A conferência de quatro dias promove o encontro de acadêmicos, ativistas e empresários para divulgar informações sobre políticas ambientais antes da conferência Rio+20, que ocorre em junho. Segundo Christine Negra, coordenadora do trabalho da comissão, as técnicas para renovação da atividade agrícola variam de acordo com as regiões. “Em lugares onde o uso de métodos orgânicos, por exemplo, é apropriado ou economicamente vantajoso e produz bons resultados sócio-econômicos e ecológicos, esta será uma ótima abordagem”, disse.

“Em lugares onde, com o uso de organismos geneticamente modificados você possa enfrentar os desafios da segurança alimentar e questões sócio-econômicas, então estas serão as abordagens corretas, uma vez que seja provado que são seguras.” A comissão também recomenda mudanças no sistema político e econômico em torno da produção e consumo de alimentos para encorajar a sustentabilidade, aumentar a produção e diminuir os impactos ambientais.
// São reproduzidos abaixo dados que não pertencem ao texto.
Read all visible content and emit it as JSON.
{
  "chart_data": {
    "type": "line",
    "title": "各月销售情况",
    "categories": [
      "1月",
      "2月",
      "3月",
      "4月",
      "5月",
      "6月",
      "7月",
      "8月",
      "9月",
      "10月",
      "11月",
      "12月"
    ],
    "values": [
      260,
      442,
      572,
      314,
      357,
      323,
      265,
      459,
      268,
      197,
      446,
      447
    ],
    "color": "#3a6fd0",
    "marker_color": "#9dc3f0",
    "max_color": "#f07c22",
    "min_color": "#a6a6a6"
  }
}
Agricultores precisam de mais investimentos e informações, e governos precisam colocar a agricultura sustentável no centro das políticas nacionais, segundo o relatório.

Modelos existentes
Segundo o professor Tekalign Mamo, consultor do Ministério da Agricultura na Etiópia, os modelos para muitas das transformações necessárias já existem. Um destes modelos, destacados no relatório, é o Programa de Segurança Produtiva da Etiópia, que começou em 2003 com a participação do governo e parceiros internacionais.

Mamo afirma que um dos aspectos destes modelos é que “é preciso conseguir bens domésticos, para que as pessoas não gastem todos os recursos em tempos de escassez crônica de alimentos”. “Outro é trabalhar em bens da comunidade, como construção de (dispositivos) de irrigação de pequena escala (…); as comunidades são donas destas atividades e também designam o trabalho livre, e o governo fornece incentivos como alimentos ou dinheiro para os que participam”, afirmou.

O professor afirma que este modelo já tirou “1,3 milhão da população da pobreza e (levou para a situação de) segurança alimentar. E, ao mesmo tempo, também conservou e recuperou o meio ambiente”. O relatório também destacou outros projetos como a garantia na Índia de emprego nas áreas rurais ou as medidas para garantir a propriedade da terra para mulheres em países africanos.

Mas, o documento também recomenda mudanças na política agrícola de países desenvolvidos e cita como exemplo a questão do desperdício de alimentos. “Se desperdiçarmos menos alimentos, teremos que produzir menos e menos gases de efeito estufa serão emitidos”, disse Christine Negra.